Stress Appraisal and Cognitive Emotion Regulation Strategies of Employees


  • Z. Baltas
  • H. Odaman


Stress has been an important indicator of psychological and physical health. Therefore, it is expected for all members of the organizations to develop necessary coping skills to manage stress. Earlier research asserts that human beings experience stress and cope with negative emotions at different levels. Most strategies can be classified as more or less adaptive. In this research, we investigated the relationship regarding stress appraisal, cognitive emotion regulation and demographic characteristics of Turkish employees. We used a non-experimental, within subjects design and analyzed data came from 642 participants (Mage=33.9, gender reported by 159 women and 429 men). We assessed stress appraisal by Perceived Stress Scale (Cohen, Kamarck, & Mermelstein, 1983). Cognitive Emotion Regulation Questionnaire (Garnefski, Kraaij, & Spinhoven, 2001) measured participants’ strategy preference and the amount of strategy used. Gender, industry, marital status and the year of experience in the current workplace emerged as important demographic factors.

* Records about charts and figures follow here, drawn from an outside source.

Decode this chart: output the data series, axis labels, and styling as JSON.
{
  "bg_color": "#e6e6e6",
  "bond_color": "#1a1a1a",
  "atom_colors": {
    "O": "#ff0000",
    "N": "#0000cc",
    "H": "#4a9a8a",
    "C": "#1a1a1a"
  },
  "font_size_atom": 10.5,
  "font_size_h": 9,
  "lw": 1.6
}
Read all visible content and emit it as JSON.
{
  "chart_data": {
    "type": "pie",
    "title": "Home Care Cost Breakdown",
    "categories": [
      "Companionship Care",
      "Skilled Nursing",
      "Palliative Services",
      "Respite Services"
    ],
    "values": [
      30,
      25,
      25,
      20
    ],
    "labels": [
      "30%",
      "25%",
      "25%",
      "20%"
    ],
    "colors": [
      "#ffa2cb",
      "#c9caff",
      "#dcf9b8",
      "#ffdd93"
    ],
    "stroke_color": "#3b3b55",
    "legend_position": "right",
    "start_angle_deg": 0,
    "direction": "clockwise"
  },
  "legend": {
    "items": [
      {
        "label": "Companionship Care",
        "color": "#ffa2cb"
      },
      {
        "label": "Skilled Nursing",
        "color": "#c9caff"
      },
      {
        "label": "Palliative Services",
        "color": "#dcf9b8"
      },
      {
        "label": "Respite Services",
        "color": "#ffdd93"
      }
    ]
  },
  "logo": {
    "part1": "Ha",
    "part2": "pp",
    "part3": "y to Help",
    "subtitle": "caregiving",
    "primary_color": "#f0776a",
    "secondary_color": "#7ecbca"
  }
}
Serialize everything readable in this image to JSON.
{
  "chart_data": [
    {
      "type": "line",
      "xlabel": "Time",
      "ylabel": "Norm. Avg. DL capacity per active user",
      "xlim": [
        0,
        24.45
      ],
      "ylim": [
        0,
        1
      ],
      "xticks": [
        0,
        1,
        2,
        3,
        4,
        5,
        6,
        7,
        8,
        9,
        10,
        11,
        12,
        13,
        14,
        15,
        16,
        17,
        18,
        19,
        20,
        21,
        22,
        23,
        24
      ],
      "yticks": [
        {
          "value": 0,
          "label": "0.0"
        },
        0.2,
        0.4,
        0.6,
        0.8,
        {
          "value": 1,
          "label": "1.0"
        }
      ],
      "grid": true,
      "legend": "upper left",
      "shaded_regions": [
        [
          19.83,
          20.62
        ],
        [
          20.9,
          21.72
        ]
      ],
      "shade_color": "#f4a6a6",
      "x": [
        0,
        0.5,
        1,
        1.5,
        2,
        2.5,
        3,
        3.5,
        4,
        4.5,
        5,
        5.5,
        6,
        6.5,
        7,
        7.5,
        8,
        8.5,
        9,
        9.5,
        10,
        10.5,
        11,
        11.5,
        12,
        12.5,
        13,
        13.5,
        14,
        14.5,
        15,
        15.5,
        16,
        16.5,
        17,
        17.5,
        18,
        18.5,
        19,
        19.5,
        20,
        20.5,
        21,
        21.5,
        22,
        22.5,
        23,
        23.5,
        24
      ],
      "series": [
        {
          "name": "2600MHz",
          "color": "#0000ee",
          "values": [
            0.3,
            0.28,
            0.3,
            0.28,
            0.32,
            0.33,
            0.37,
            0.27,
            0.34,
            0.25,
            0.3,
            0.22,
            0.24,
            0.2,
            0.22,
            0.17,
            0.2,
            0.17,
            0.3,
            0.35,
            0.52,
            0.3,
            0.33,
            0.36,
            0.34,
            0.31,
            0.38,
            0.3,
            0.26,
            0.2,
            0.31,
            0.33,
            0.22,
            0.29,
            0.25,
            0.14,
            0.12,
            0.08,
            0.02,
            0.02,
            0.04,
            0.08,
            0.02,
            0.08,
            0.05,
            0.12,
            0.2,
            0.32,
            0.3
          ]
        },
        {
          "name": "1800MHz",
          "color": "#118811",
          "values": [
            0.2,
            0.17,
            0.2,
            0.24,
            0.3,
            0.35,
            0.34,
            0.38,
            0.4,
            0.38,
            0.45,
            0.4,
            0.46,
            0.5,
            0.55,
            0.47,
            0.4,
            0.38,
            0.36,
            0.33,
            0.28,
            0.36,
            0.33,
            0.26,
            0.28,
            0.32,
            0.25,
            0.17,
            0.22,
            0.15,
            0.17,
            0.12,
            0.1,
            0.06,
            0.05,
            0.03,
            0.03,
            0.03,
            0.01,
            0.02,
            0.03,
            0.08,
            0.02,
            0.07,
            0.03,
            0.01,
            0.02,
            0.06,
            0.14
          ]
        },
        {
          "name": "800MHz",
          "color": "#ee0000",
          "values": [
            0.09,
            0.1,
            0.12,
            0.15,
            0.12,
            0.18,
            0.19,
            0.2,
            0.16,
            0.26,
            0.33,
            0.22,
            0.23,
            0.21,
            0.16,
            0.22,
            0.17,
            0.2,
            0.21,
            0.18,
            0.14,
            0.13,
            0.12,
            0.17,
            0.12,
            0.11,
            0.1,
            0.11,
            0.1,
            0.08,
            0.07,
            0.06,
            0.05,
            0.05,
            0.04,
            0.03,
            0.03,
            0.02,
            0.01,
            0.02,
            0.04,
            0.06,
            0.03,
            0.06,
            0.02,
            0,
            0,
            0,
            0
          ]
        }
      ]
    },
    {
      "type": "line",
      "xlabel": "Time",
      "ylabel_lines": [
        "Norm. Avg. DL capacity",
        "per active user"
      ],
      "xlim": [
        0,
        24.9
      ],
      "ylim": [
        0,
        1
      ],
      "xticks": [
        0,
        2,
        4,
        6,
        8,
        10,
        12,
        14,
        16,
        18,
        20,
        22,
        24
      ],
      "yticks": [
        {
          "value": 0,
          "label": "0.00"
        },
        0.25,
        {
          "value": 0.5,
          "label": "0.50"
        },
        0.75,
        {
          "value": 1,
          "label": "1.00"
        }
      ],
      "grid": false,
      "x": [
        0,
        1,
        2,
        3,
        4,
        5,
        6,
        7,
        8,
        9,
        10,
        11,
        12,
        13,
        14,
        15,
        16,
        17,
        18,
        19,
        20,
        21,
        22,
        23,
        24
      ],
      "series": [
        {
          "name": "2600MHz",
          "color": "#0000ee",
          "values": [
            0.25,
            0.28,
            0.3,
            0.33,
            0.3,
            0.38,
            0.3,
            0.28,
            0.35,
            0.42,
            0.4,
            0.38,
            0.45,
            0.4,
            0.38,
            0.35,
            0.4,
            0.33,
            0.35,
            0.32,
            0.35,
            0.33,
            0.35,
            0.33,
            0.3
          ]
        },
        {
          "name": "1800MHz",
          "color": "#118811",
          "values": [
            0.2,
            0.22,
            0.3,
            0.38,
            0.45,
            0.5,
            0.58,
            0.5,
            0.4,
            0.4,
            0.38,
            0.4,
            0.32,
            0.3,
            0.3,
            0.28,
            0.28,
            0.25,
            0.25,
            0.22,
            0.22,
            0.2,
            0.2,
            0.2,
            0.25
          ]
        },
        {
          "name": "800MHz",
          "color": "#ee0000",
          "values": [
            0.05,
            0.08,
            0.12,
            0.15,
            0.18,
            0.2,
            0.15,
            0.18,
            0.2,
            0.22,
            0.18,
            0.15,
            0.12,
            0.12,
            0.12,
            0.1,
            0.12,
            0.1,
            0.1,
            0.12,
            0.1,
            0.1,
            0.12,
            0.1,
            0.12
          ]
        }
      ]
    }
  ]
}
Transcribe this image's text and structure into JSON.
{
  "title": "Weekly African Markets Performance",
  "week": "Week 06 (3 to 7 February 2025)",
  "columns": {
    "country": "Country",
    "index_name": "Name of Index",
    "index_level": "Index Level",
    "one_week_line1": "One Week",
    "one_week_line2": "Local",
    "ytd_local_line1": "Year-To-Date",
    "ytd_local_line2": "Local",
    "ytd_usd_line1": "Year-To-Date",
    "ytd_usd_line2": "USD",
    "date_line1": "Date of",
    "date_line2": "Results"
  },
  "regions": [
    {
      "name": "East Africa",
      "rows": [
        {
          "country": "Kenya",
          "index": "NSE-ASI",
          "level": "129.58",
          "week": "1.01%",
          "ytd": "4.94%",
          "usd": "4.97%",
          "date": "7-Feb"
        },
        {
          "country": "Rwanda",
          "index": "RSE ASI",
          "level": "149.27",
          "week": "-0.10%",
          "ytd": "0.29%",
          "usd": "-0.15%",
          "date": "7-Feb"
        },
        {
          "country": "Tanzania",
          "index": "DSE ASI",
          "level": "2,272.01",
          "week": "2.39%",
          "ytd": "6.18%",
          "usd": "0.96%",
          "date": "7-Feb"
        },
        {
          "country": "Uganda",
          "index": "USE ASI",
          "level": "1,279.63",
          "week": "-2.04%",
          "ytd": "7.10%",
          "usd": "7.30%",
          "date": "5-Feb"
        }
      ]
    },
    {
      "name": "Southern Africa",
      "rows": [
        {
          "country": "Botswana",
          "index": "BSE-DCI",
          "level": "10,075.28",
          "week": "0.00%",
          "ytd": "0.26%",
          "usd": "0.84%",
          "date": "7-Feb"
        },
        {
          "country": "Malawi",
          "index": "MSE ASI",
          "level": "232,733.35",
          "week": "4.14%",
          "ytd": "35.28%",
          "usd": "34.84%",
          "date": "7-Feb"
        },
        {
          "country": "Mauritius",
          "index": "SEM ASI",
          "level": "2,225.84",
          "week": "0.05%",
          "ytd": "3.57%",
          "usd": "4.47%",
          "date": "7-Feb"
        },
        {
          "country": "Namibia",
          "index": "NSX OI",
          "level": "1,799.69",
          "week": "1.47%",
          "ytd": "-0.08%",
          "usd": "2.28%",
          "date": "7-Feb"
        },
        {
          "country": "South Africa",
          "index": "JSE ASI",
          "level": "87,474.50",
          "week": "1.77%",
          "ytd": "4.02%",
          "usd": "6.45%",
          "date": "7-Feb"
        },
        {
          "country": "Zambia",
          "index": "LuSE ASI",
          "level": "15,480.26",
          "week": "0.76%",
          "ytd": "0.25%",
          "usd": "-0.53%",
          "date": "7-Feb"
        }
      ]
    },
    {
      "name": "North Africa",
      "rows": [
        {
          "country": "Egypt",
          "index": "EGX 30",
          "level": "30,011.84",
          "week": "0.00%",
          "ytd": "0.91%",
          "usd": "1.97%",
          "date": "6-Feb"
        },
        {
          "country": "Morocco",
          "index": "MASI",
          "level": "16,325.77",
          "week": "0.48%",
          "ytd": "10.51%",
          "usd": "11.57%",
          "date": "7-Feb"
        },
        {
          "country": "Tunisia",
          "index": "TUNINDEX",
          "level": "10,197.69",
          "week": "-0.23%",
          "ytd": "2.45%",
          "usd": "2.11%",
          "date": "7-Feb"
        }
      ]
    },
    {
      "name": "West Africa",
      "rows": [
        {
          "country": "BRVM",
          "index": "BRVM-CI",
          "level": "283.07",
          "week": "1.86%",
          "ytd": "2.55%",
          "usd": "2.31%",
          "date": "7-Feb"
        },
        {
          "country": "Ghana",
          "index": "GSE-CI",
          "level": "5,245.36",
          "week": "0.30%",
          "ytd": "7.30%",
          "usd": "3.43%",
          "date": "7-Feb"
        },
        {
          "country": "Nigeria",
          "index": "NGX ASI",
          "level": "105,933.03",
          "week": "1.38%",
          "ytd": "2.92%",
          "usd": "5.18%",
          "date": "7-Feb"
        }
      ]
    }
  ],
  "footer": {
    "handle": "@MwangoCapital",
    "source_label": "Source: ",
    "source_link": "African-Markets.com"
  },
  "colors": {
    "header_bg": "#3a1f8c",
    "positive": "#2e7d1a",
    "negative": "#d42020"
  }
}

We observed significant correlations between perceived stress and emotion regulation strategies, except ‘rumination’ and ‘putting into perspective’. Coherent with earlier research, ‘refocus on planning’ was the most used strategy, while ‘catastrophizing’ and ‘other-blame’ were the least preferred. Additionally, our study supported more recent findings that the strategy of ‘acceptance’ was suggested to be less adaptive.